Factual Background and Covered Conduct. On September 27, 2010, the HHS Office for Civil Rights received notification from “New York-Presbyterian Hospital and Columbia Medical Center” regarding a breach of unsecured electronic protected health information (ePHI). On November 5, 2010, HHS notified CU of HHS’ investigation regarding CU’s compliance with the Privacy and Security Rules promulgated by HHS pursuant to the administrative simplification provisions of the Health Insurance Portability and Accountability Act of 1996 (HIPAA), Pub.L. 104-191, 110 Stat. 1936. HHS’ investigation indicated that the following conduct occurred (“Covered Conduct”):
a. CU failed to conduct an accurate, and thorough risk analysis that incorporates all IT equipment, applications and data systems utilizing ePHI, including the server accessing NYP-ePHI.
b. CU failed to implement processes for assessing and monitoring IT equipment, applications and data systems that were linked to NYP patient data bases prior to the breach incident and failed to implement security measures sufficient to reduce the risks of inappropriate disclosure to an acceptable level.
Factual Background and Covered Conduct. On November 27, 2013, HHS received notification from UW Medicine regarding a breach of its unsecured electronic protected health information (e-PHI). On December 26, 2013, HHS notified UW Medicine of this investigation regarding UW Medicine’s compliance with the Privacy, Security, and Breach Notification Rules. HHS’s investigation indicated that the following conduct occurred (“Covered Conduct”).
A. UW Medicine failed to implement policies and procedures to prevent, detect, contain, and correct security violations.
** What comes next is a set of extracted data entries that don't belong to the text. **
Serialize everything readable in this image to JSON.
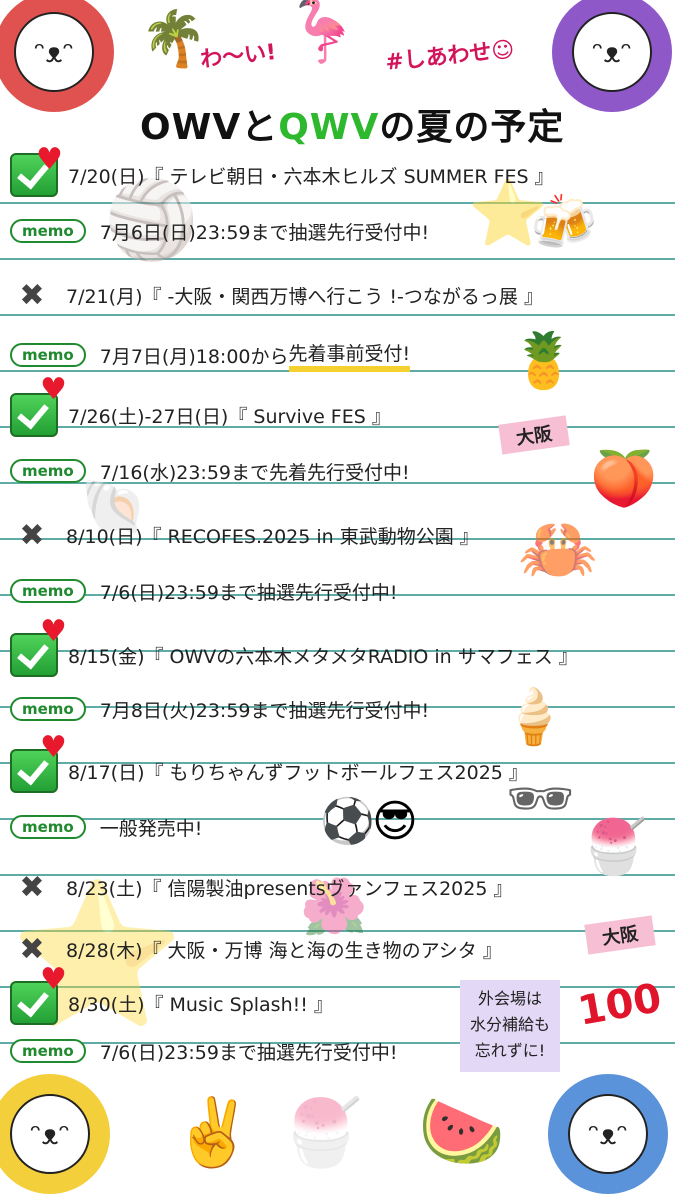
{
  "header": {
    "title_a": "OWV",
    "title_b": "と",
    "title_c": "QWV",
    "title_d": "の夏の予定",
    "tag_left": "わ〜い!",
    "tag_right": "#しあわせ☺"
  },
  "schedule": [
    {
      "status": "checked",
      "text": "7/20(日)『 テレビ朝日・六本木ヒルズ SUMMER FES 』"
    },
    {
      "status": "memo",
      "memo_label": "memo",
      "text": "7月6日(日)23:59まで抽選先行受付中!"
    },
    {
      "status": "cross",
      "text": "7/21(月)『 -大阪・関西万博へ行こう !-つながるっ展 』"
    },
    {
      "status": "memo",
      "memo_label": "memo",
      "text_a": "7月7日(月)18:00から",
      "text_b": "先着事前受付!"
    },
    {
      "status": "checked",
      "text": "7/26(土)-27日(日)『 Survive FES 』"
    },
    {
      "status": "memo",
      "memo_label": "memo",
      "text": "7/16(水)23:59まで先着先行受付中!"
    },
    {
      "status": "cross",
      "text": "8/10(日)『 RECOFES.2025 in 東武動物公園 』"
    },
    {
      "status": "memo",
      "memo_label": "memo",
      "text": "7/6(日)23:59まで抽選先行受付中!"
    },
    {
      "status": "checked",
      "text": "8/15(金)『 OWVの六本木メタメタRADIO in サマフェス 』"
    },
    {
      "status": "memo",
      "memo_label": "memo",
      "text": "7月8日(火)23:59まで抽選先行受付中!"
    },
    {
      "status": "checked",
      "text": "8/17(日)『 もりちゃんずフットボールフェス2025 』"
    },
    {
      "status": "memo",
      "memo_label": "memo",
      "text": "一般発売中!"
    },
    {
      "status": "cross",
      "text": "8/23(土)『 信陽製油presentsヴァンフェス2025 』"
    },
    {
      "status": "cross",
      "text": "8/28(木)『 大阪・万博 海と海の生き物のアシタ 』"
    },
    {
      "status": "checked",
      "text": "8/30(土)『 Music Splash!! 』"
    },
    {
      "status": "memo",
      "memo_label": "memo",
      "text": "7/6(日)23:59まで抽選先行受付中!"
    }
  ],
  "ribbons": {
    "osaka_1": "大阪",
    "osaka_2": "大阪"
  },
  "note": {
    "line1": "外会場は",
    "line2": "水分補給も",
    "line3": "忘れずに!"
  },
  "hundred": "100",
  "icons": {
    "check": "check-mark-icon",
    "cross": "cross-mark-icon",
    "heart": "heart-icon"
  },
  "colors": {
    "accent_green": "#2eb82e",
    "rule_teal": "#2a8f8a",
    "heart_red": "#e8192c"
  }
}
Specifically it has failed to conduct an accurate and thorough assessment of the potential risks and vulnerabilities to the confidentiality, integrity, and availability of e-PHI. (See 45 C.F.R. § 164.308(a)(1)(i)).
Factual Background and Covered Conduct. On March 23, 2013, HHS received notification from OHSU regarding a breach of its unsecured electronic protected health information (“ePHI”) resulting from a stolen laptop computer. On July 28, 2013, HHS received notification from OHSU regarding a breach of its ePHI resulting from storing ePHI at an internet-based service provider without a business associate agreement. On May I, 2013, and on November 8, 2013, HHS notified OHSU of its investigations of these breach incidents, respectively, regarding OHSU’s compliance with the HIPAA Rules. HHS’s investigations indicated that OHSU had implemented policies and procedures pursuant to the HIPAA Rules; however, HHS’s investigations indicated the following conduct occurred (“Covered Conduct”).
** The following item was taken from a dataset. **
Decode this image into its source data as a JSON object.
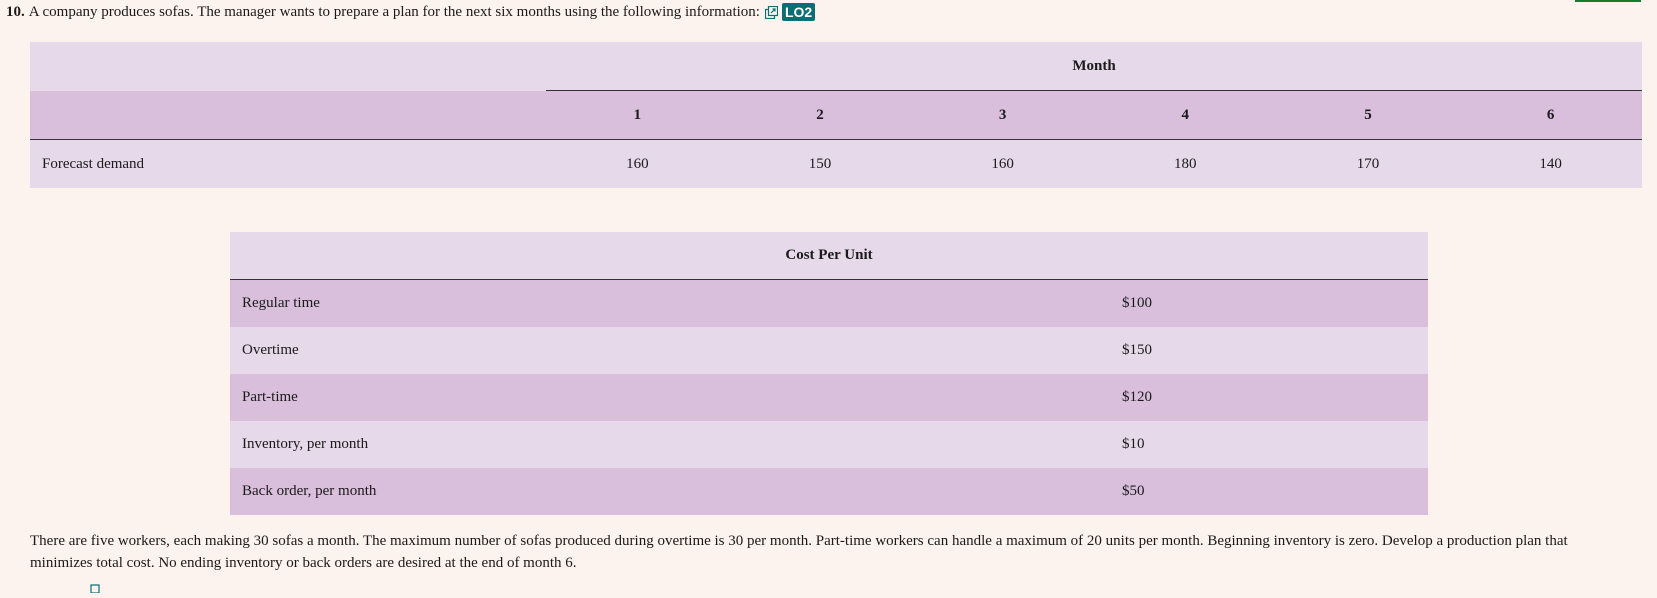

A. From January 5, 2011, until July 3, 2013, OHSU disclosed the ePHI of 3,044 individuals in violation of the Privacy Rule (See 45 C.F.R. §§160.103 and 164.502 (a)) when workforce members disclosed the ePHI to a third party internet-based service provider without obtaining a business associate agreement or other satisfactory assurance that the internet-based service provider would safeguard the ePHI;
B. From January 5, 2011, until July 3, 2013, OHSU failed to obtain a business associate agreement from an internet-based service provider that was storing ePHI on its behalf as a business associate as required by 45 C.F.R. § 164.308(b);
C. From January 5, 2011, until July 3, 2013, OHSU failed to implement policies and procedures to prevent, detect, contain, and correct security violations. (See 45 C.F.R. § 164.308(a)(1)(i);
D. From July 12, 2010, to present, OHSU failed to implement a mechanism to encrypt and decrypt ePHI or an equivalent alternative measure for all ePHI maintained in OHSU’s enterprise. (See 45 C.F.R. §§ 164.312(a)(2)(iv) and 164.306(d)(3)); and
E. From May 29, 2013, until July 3, 2013, OHSU failed to implement policies and procedures to address security incidents. (See 45 C.F.R. § 164.308(a)(6)(i)).